In October, AI research and development company, OpenAI released Whisper, which could translate and transcribe speech from 97 diverse languages. Whisper is trained on over 680,000 hours of multilingual data collected from the web. However, the training dataset for Whisper had been kept private.
Since Whisper‘s first version was trained using a comparatively larger and more diverse dataset. It wasn’t fine-tuned to a specific dataset, due to which it didn’t surpass other models that were specialised around the LibriSpeech performance benchmark, one of the most noted parameters to judge speech recognition.
OpenAI in its blog stated that it hoped that Whisper would serve as a foundation for building useful applications and for further research on robust speech processing.

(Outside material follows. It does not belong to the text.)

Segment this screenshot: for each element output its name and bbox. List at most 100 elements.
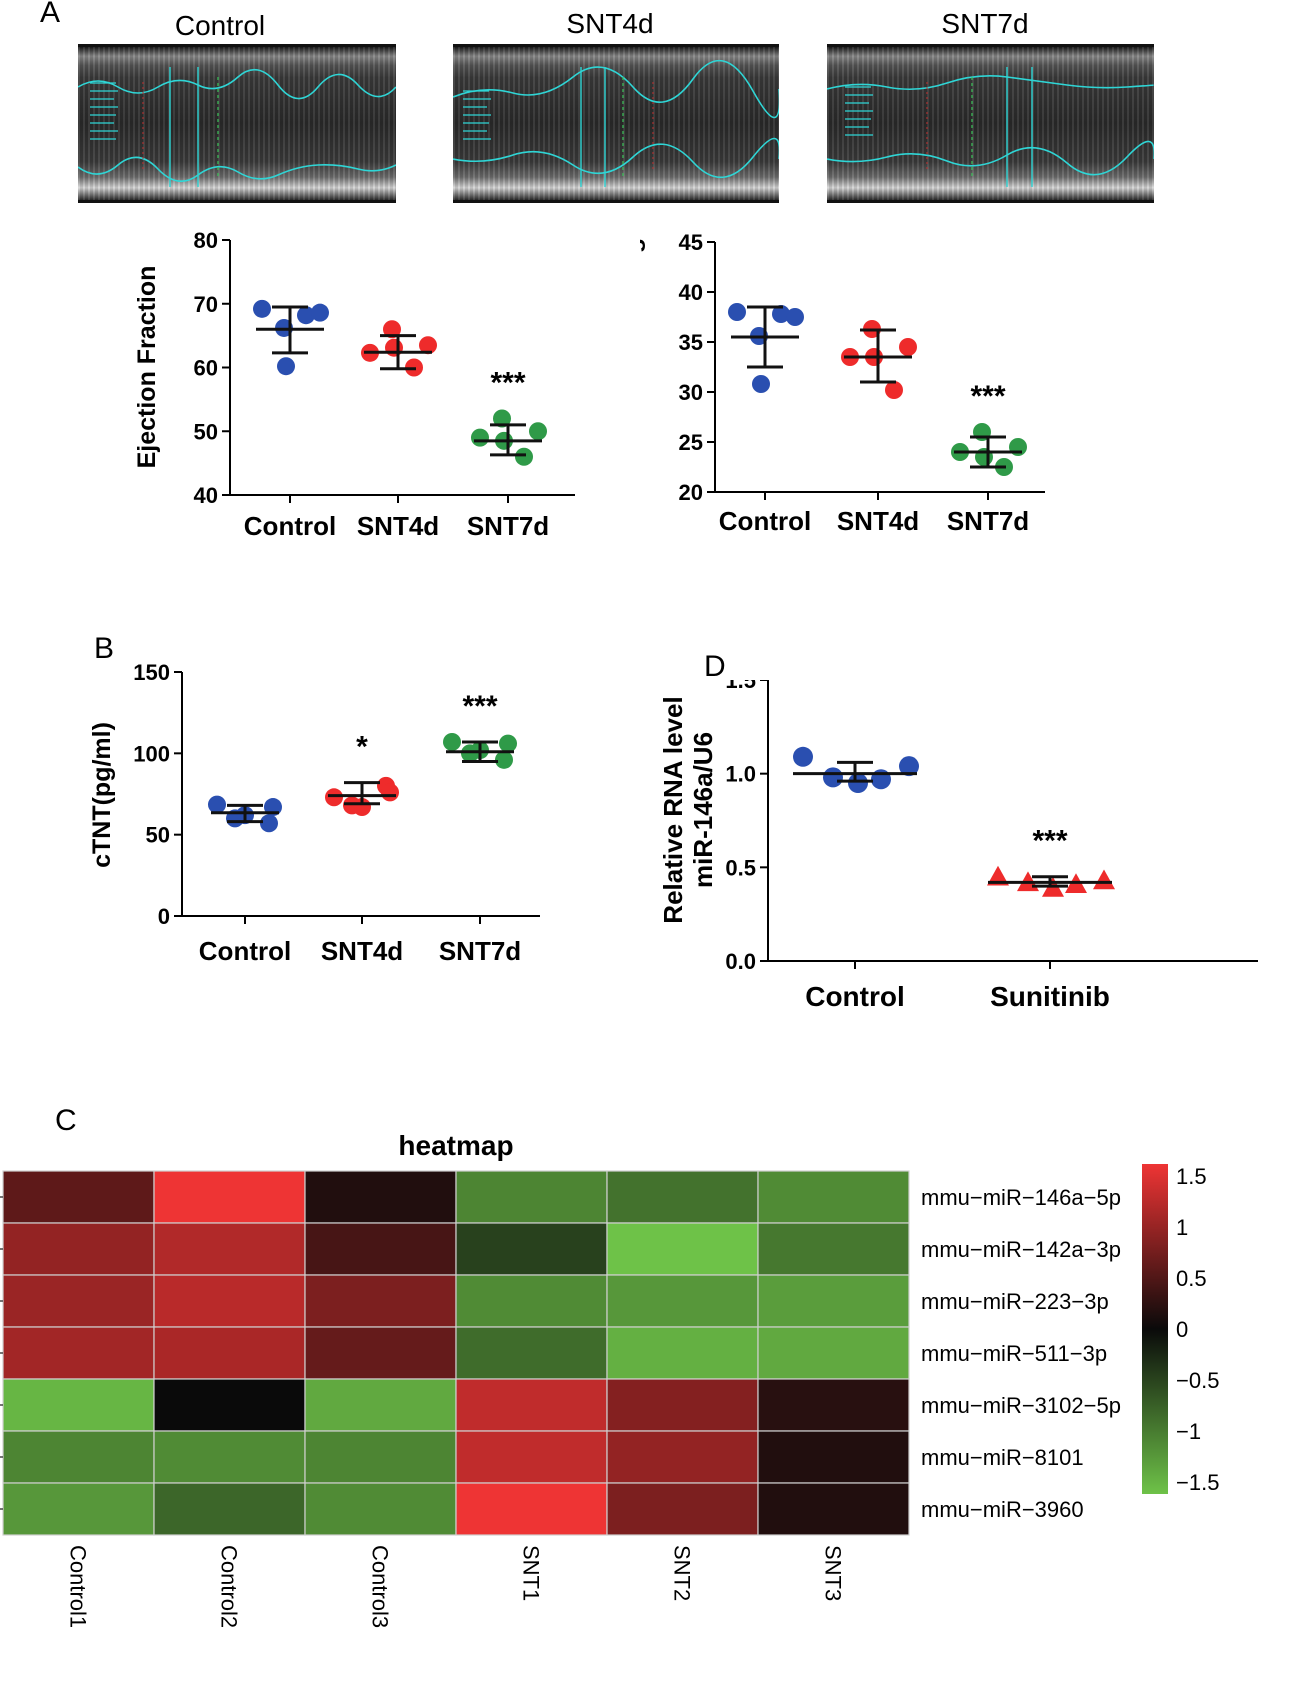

Currently, the company is experimenting across various offerings. This includes DALL.E 2 which can produce art from text, the latest ChatGPT, or even the much-awaited GPT 4. However, using Whisper only to translate and transcribe audio is under-utilising the scope to do much more.
Challenges
Among the major challenges are the user’s laptop being not powerful enough compared to those used for professional transcription services. Secondly, installing the model is not very user-friendly. Another disadvantage is that the prediction is often biased to integer timestamps.
Users observed that those tend to be less accurate; blurring the predicted distribution may help, but no conclusive study has been done yet.
Potential Risk
While there are a host of advantages to using the model, there are also potential risks and disadvantages.
On GitHub, under the ‘Broader Implications’ section of the model card, OpenAI warns that it could be used to automate surveillance or identify individual speakers in a conversation, but the company hopes it will be used “primarily for beneficial purposes”.